A junior high school student Utsuki Tetsuo, commonly known as Tecchin, is an ordinary boy without much willpower or ability to asset himself. One day on his way home from school he finds a girl's dead body on the street. While he goes to the police to report it, the girl's body disappears. Instead, he finds a strange doll there. Tetsuo brings the doll home and repairs the broken part. Then the doll instantly turns itself into the girl who appeared to be dead. It tells him that it is a "Grandoll," and that so is Tetsuo. A Grandoll looks just like an ordinary doll at first glance, but when rubbed on the neck, it turns into a human or a horse. When scratched on the neck, it becomes a doll again.
It is the aliens from outer space who are scattering Grand dolls around the Earth. Actually, it is part of their plot to invade the Earth. When Tetsuo learns about this, he becomes determined to fight against the invaders with the help of his father, a newspaper reporter, and Yoko, his friend, despite the fear that he may be a Grandoll as well.

DESCRIPTIONS

January 1968 to September 1968
Appeared serially in "Shonen Book" (Shueisha Inc.)

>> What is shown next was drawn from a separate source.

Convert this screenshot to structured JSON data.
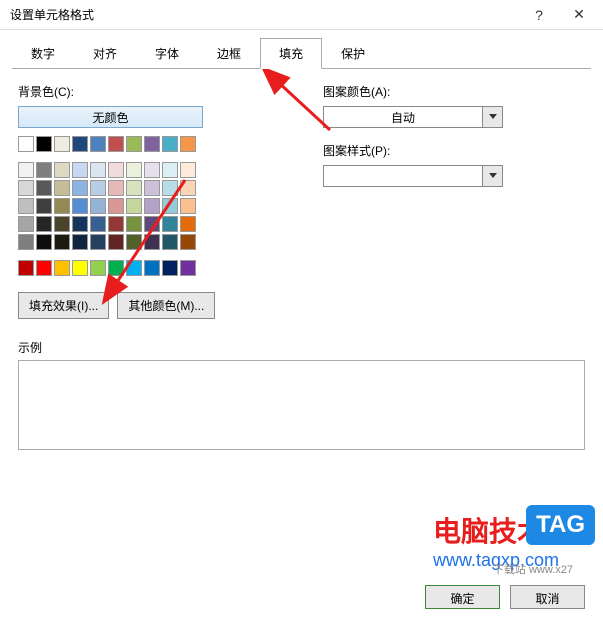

This is a science fiction work depicting the fear of invasion by aliens who replace close people around you, such as your mother, with a substitute without your noticing it. Tezuka Osamu invented an invisible invader, a "fake" human, in "Ambassador Magma" (1965-1967) before this work, and subsequently developed the character and featured it here. He got the idea from a science fiction novel, "The Body Snatcher" (1956) by Jack Finney. Tezuka Osamu's originality is seen here in the fact that the main character fears that he too may be a doll.
The year 1968, when the work was published, was a time of campus disputes where many students were spending their time on ideological conflicts. In the 1970s, however, as a backlash against this tendency, nihilism began to prevail among students. It was the era of "the three non-principles" (no spirit, no interest, and no responsibility). This work, depicting a hero who establishes his identity while overcoming the fear of being a Grandoll, preceded this nihilistic period and its message cheered up boys of that time.